Les témoignages de ce type sont légion. Même l’EFF (Electronic Frontier Foundation), la plus grande association américaine de défense des libertés numériques, a dénoncé dans une tribune une « censure de masse ». « Les gens qui seront punis ne sont pas des “bots” porno ou des trafiquants d’êtres humains, mais des groupes déjà marginalisés qui ont construit des communautés “body-positive” et “sex-positive”. » L’EFF s’en prend aussi à Jeff D’Onofrio, qui explique « laisser ces contenus » aux « sites pour adultes dont Internet ne manque pas ». « En effet », rétorque l’association, « Internet regorge de pornographie, dont l’immense majorité concerne les hommes hétérosexuels ».

« L’industrie multimilliardaire du porno ne va pas disparaître. Mais à la place, ce qui va partir sont des espaces où les gens peuvent parler franchement, librement, et en toute sécurité de sexe. Les groupes qui sont exclus des discussions mainstream, ou qui sont attaqués dans ces espaces mainstream, vont encore une fois perdre leurs voix. »

Le site féministe The Mary Sue, spécialiste de la culture pop, abonde, critiquant l’interdiction de contenus « parfaitement légaux ». The Mary Sue estime aussi que cette décision nuira aux personnes tirant des revenus de ces TumblR, qu’il s’agisse d’artistes ou de travailleurs et travailleuses du sexe. Vex Ashley, réalisatrice et actrice de films pornographiques, raconte ainsi ses débuts sur TumblR :

« Les communautés pornos que j’ai trouvées sur TumblR m’ont montré que je n’avais pas à ressembler aux images de stars du porno que j’avais en tête. Je pouvais faire ça à ma manière, et selon mes propres termes. TumblR nous a donné de l’espace, en tant que jeunes, pour explorer différentes sexualités, dans la sécurité de nos chambres et de nos ordinateurs. »

Vers un exode des utilisateurs ?

D’autres personnes, quant à elles, regrettent que TumblR « détruise » ainsi le travail des artistes, les communautés, et abatte au passage un pan de l’histoire du Web. Une pétition, signée par près de 500 000 personnes, réclame l’abandon de cette décision.

Le site de vidéos pornographiques PornHub a ouvert les bras aux déçus de TumblR

D’autres, au contraire, se frottent les mains. C’est-à-dire tous les sites qui espèrent récupérer les utilisateurs déçus de TumblR, qu’ils soient créateurs ou consommateurs de contenus adultes. Le site de vidéos pornographiques PornHub leur a par exemple déjà ouvert les bras.
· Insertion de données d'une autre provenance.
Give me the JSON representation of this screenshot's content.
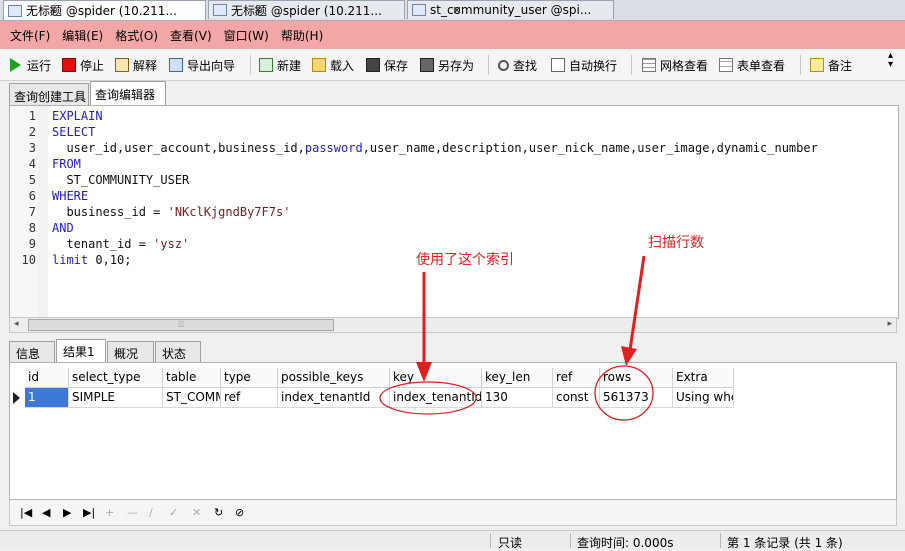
{
  "window_tabs": [
    {
      "label": "无标题 @spider (10.211...",
      "active": true
    },
    {
      "label": "无标题 @spider (10.211...",
      "active": false
    },
    {
      "label": "st_community_user @spi...",
      "active": false
    }
  ],
  "menu": [
    "文件(F)",
    "编辑(E)",
    "格式(O)",
    "查看(V)",
    "窗口(W)",
    "帮助(H)"
  ],
  "toolbar": {
    "run": "运行",
    "stop": "停止",
    "explain": "解释",
    "export_wizard": "导出向导",
    "new": "新建",
    "load": "载入",
    "save": "保存",
    "save_as": "另存为",
    "find": "查找",
    "word_wrap": "自动换行",
    "grid_view": "网格查看",
    "form_view": "表单查看",
    "memo": "备注"
  },
  "query_tabs": [
    "查询创建工具",
    "查询编辑器"
  ],
  "editor": {
    "lines": [
      {
        "n": "1",
        "kw": "EXPLAIN",
        "rest": ""
      },
      {
        "n": "2",
        "kw": "SELECT",
        "rest": ""
      },
      {
        "n": "3",
        "kw": "",
        "rest": "  user_id,user_account,business_id,",
        "kw2": "password",
        "rest2": ",user_name,description,user_nick_name,user_image,dynamic_number"
      },
      {
        "n": "4",
        "kw": "FROM",
        "rest": ""
      },
      {
        "n": "5",
        "kw": "",
        "rest": "  ST_COMMUNITY_USER"
      },
      {
        "n": "6",
        "kw": "WHERE",
        "rest": ""
      },
      {
        "n": "7",
        "kw": "",
        "rest": "  business_id = ",
        "str": "'NKclKjgndBy7F7s'"
      },
      {
        "n": "8",
        "kw": "AND",
        "rest": ""
      },
      {
        "n": "9",
        "kw": "",
        "rest": "  tenant_id = ",
        "str": "'ysz'"
      },
      {
        "n": "10",
        "kw": "limit",
        "rest": " 0,10;"
      }
    ]
  },
  "result_tabs": [
    "信息",
    "结果1",
    "概况",
    "状态"
  ],
  "grid": {
    "columns": [
      "id",
      "select_type",
      "table",
      "type",
      "possible_keys",
      "key",
      "key_len",
      "ref",
      "rows",
      "Extra"
    ],
    "row": [
      "1",
      "SIMPLE",
      "ST_COMM",
      "ref",
      "index_tenantId",
      "index_tenantId",
      "130",
      "const",
      "561373",
      "Using whe"
    ]
  },
  "annotations": {
    "key_note": "使用了这个索引",
    "rows_note": "扫描行数"
  },
  "status": {
    "readonly": "只读",
    "query_time": "查询时间: 0.000s",
    "record": "第 1 条记录 (共 1 条)"
  },
  "colors": {
    "menu_bg": "#f3a6a6",
    "keyword": "#2020c8",
    "selection": "#3b78d8",
    "annotation": "#e02020"
  }
}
D’autres plus petits sites, ressemblant plus ou moins à TumblR, comme PillowFort ou Dreamwidth, ont vu leur trafic exploser depuis l’annonce de Jeff D’Onofrio – au point d’avoir du mal à tenir la charge.
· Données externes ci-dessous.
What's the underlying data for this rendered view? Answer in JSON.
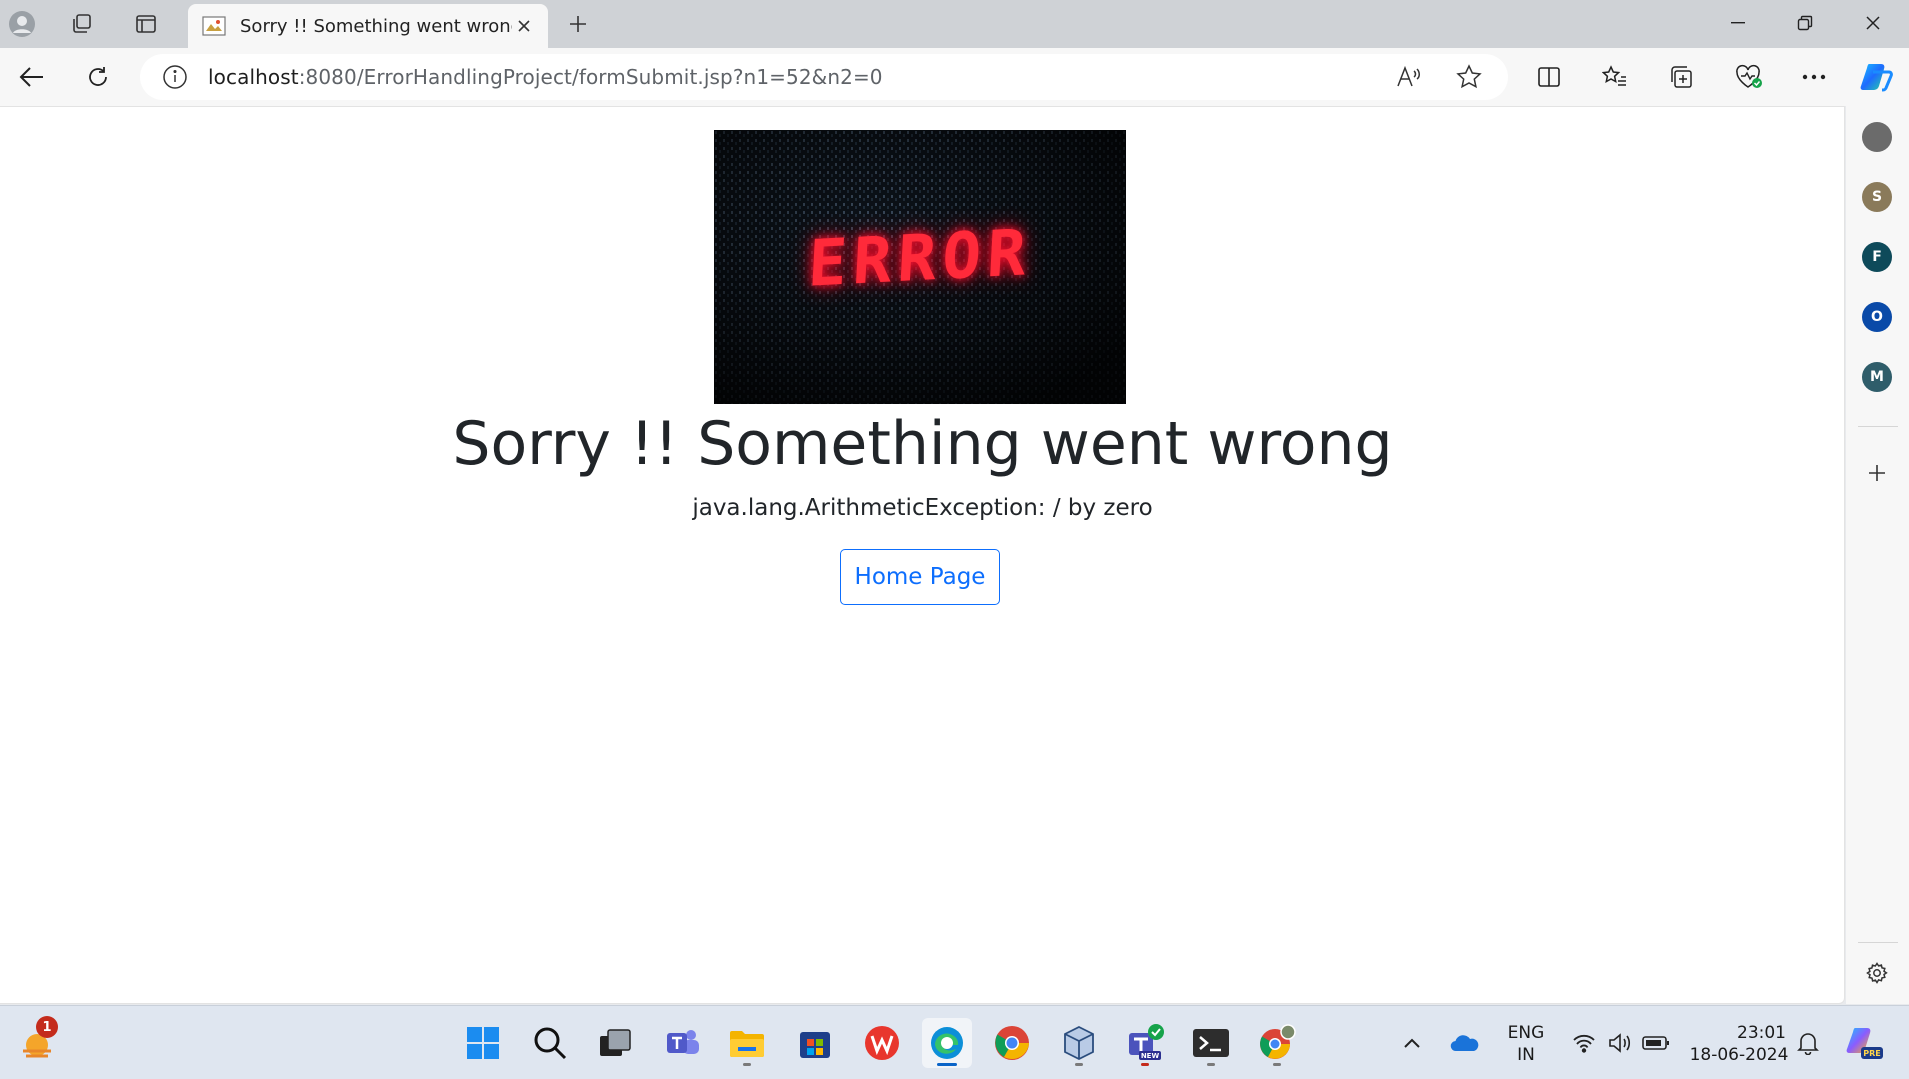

La fin des contenus adultes risque-t-elle de marquer celle de TumblR ? Les inquiétudes sur l’avenir de TumblR ne sont en tout cas pas nouvelles, et datent de 2013, au moment de son rachat par Yahoo!. La plateforme avait dans la foulée mis en œuvre un système avertissant les internautes avant de leur donner accès aux contenus adultes. En 2016, la publicité avait été introduite sur la plateforme – ce qui est souvent difficilement compatible avec les contenus adultes, rejetés par nombre d’annonceurs.
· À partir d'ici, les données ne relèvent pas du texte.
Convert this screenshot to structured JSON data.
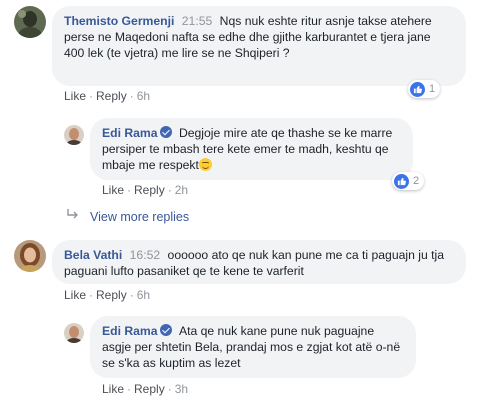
{
  "comments": [
    {
      "author": "Themisto Germenji",
      "time": "21:55",
      "text": "Nqs nuk eshte ritur asnje takse atehere perse ne Maqedoni nafta se edhe dhe gjithe karburantet e tjera jane 400 lek (te vjetra) me lire se ne Shqiperi ?",
      "like_label": "Like",
      "reply_label": "Reply",
      "age": "6h",
      "reaction_count": "1",
      "reply": {
        "author": "Edi Rama",
        "verified": true,
        "text": "Degjoje mire ate qe thashe se ke marre persiper te mbash tere kete emer te madh, keshtu qe mbaje me respekt",
        "emoji": "smiling-face",
        "like_label": "Like",
        "reply_label": "Reply",
        "age": "2h",
        "reaction_count": "2"
      },
      "view_more": "View more replies"
    },
    {
      "author": "Bela Vathi",
      "time": "16:52",
      "text": "oooooo ato qe nuk kan pune me ca ti paguajn ju tja paguani lufto pasaniket qe te kene te varferit",
      "like_label": "Like",
      "reply_label": "Reply",
      "age": "6h",
      "reply": {
        "author": "Edi Rama",
        "verified": true,
        "text": "Ata qe nuk kane pune nuk paguajne asgje per shtetin Bela, prandaj mos e zgjat kot atë o-në se s'ka as kuptim as lezet",
        "like_label": "Like",
        "reply_label": "Reply",
        "age": "3h"
      }
    }
  ],
  "colors": {
    "name": "#385898",
    "bubble": "#f2f3f5",
    "meta": "#90949c",
    "like_blue": "#3b74e6"
  }
}
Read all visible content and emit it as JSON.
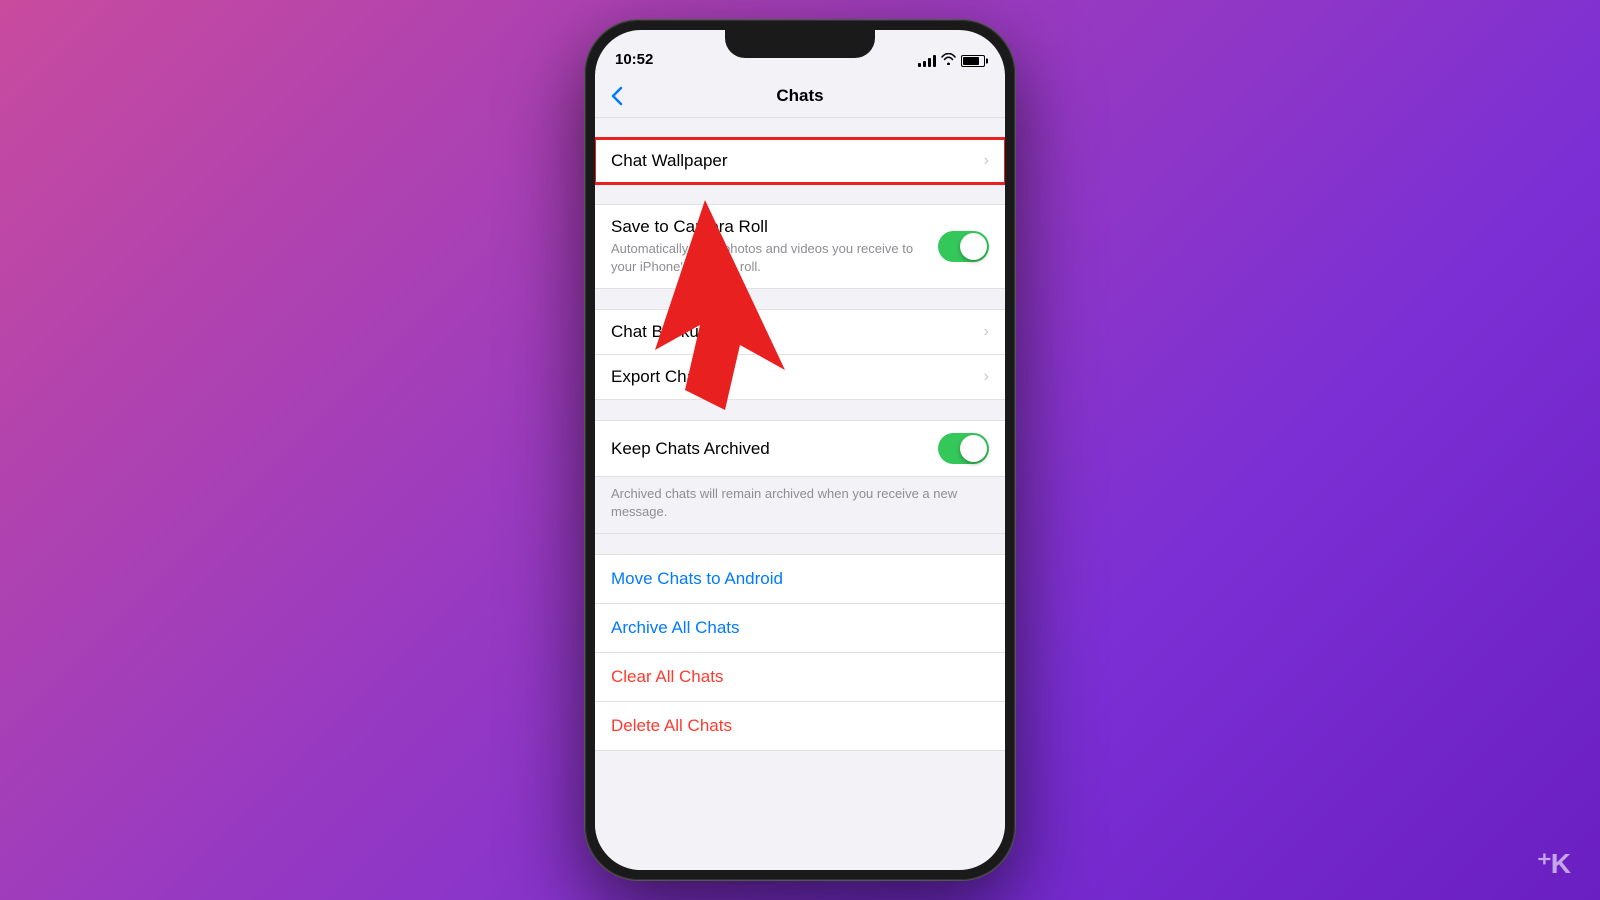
{
  "background": {
    "gradient_start": "#c84b9e",
    "gradient_end": "#6a1fc2"
  },
  "status_bar": {
    "time": "10:52"
  },
  "nav": {
    "back_label": "‹",
    "title": "Chats"
  },
  "sections": {
    "group1": {
      "rows": [
        {
          "id": "chat-wallpaper",
          "label": "Chat Wallpaper",
          "type": "navigation",
          "highlighted": true
        }
      ]
    },
    "group2": {
      "rows": [
        {
          "id": "save-to-camera",
          "label": "Save to Camera Roll",
          "sublabel": "Automatically save photos and videos you receive to your iPhone's camera roll.",
          "type": "toggle",
          "toggle_on": true
        }
      ]
    },
    "group3": {
      "rows": [
        {
          "id": "chat-backup",
          "label": "Chat Backup",
          "type": "navigation"
        },
        {
          "id": "export-chat",
          "label": "Export Chat",
          "type": "navigation"
        }
      ]
    },
    "group4": {
      "rows": [
        {
          "id": "keep-chats-archived",
          "label": "Keep Chats Archived",
          "type": "toggle",
          "toggle_on": true
        }
      ],
      "sublabel": "Archived chats will remain archived when you receive a new message."
    },
    "group5": {
      "rows": [
        {
          "id": "move-chats-android",
          "label": "Move Chats to Android",
          "type": "action",
          "color": "blue"
        },
        {
          "id": "archive-all-chats",
          "label": "Archive All Chats",
          "type": "action",
          "color": "blue"
        },
        {
          "id": "clear-all-chats",
          "label": "Clear All Chats",
          "type": "action",
          "color": "red"
        },
        {
          "id": "delete-all-chats",
          "label": "Delete All Chats",
          "type": "action",
          "color": "red"
        }
      ]
    }
  },
  "watermark": {
    "symbol": "⁺K"
  }
}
Le départ du fondateur de TumblR, David Karp, en novembre 2017, avait renforcé les craintes que l’esprit initial ne disparaisse. Cette année, le bannissement de l’AppStore, mais aussi l’entrée en vigueur aux Etats-Unis d’une loi renforçant les sanctions à l’égard des sites faisant la promotion de l’exploitation sexuelle, ou encore l’interdiction de TumblR en Indonésie à cause des contenus adultes, semblent avoir définitivement fini de convaincre les nouveaux dirigeants de TumblR de s’en débarrasser.